When either of these drivers are unfulfilled in a consumer’s life, this lack of fulfillment represents an emotional need state that can be targeted by new product ideas.
Secondly, a new product concept is far more likely to succeed if it offers the promise of emotional benefits that speak to consumer lifestyle aspirations and frustrations.
Finally, the emotional forces of motivation that are most important, and probably the best element in the narrative of promise, is that of a consumer advertisement.
Adverts certainly need to deliver a credible and interesting message about a function which a product will perform for the consumer, creating a rational ‘purchase interest’ in that product.
However, promise of emotional fulfillment, expressed or implied, will be a key element of communication for advertisers who want their messages to become a call-to-action.
Maximum advertising impact occurs only when the rational, functional promise in a product story is married to the emotional excitement of a motivational fulfillment opportunity.
Motivations v other emotions
Motivations can be distinguished from other types of emotion in part because they derive from forces inside the individual, rather than being primarily ‘reactive’ to outside stimuli. We all carry around inside us two distinct forms of motivational forces.
One type consists of aspirations that we have to make our experience of life better – a desire for outcomes which psychology calls ‘positive reinforcement’. The other type consists of frustrations that we experience in life which, drive us to seek relief – that drive for what psychology calls ‘negative reinforcement’.
In my recent paper in the Review of General Psychology, I’ve attempted to summarise a great deal of research on motivation, and I have developed a unified model that identifies nine distinct types of motivating emotional forces, each of which can be manifest as an aspiration for positive outcomes, or a search for relief from frustration of negative situations.
It is important to help clients/companies understand what kinds of frustrations and aspirations are energising consumers as they go about the various tasks and activities in their lifestyles.
We should also seek to uncover the kinds of motivational fulfillment that cause a client’s most loyal customers to bond with their brands. Choosing a brand is a way of making a statement to others – and to ourselves – about what we stand for. And achieving the right kind of image of one’s self, while avoiding potential negatives in that self-image, is a major source of emotional fulfillment that energises brand choice.
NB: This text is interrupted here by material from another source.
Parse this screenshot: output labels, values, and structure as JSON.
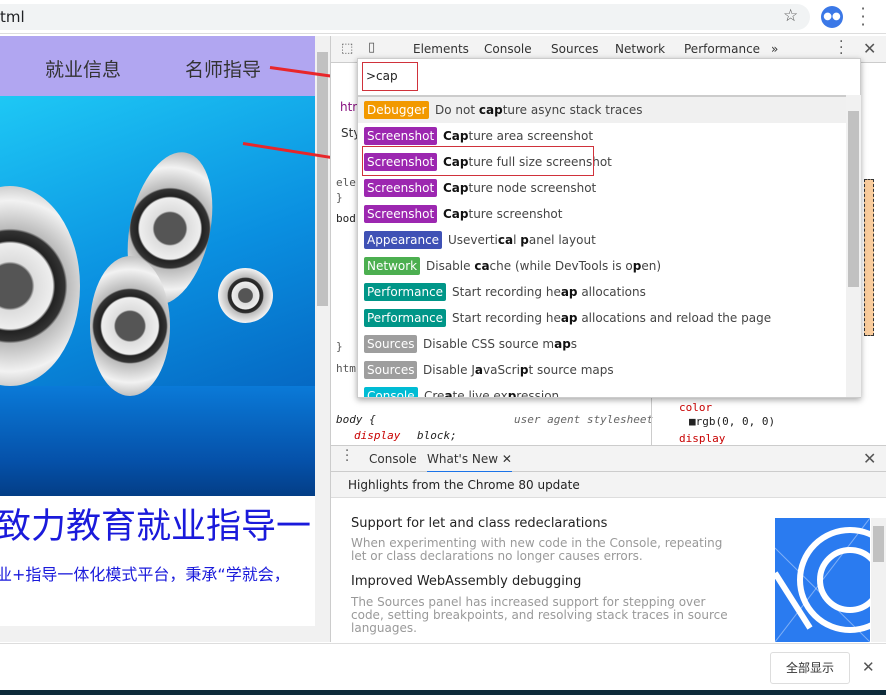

Clearly the concept of emotion can take several other forms aside from the emotions of motivation.
From studying the various sensory-emotional states activated by experiences in life (like excitement), and studying emotion as a pattern of vascular activity through the technique of brain imaging, to looking at the study of physiological expression emotional states as expressed by the facial muscles (like happiness, or disgust) – there is plenty to look at.
I suspect that all of these types of emotion will continue to play a role in the marketplace of ideas and in the work of market researchers and marketing strategists. I only hope that enough of us decide to focus on the emotions that drive motivation, and seek to understand the aspirations and frustrations that drive consumer choices and actions in life.
And I hope most of us will eschew the low road, and avoid marketing forms of ‘emotional research’ that can spoil the new opportunity for serious business scientists.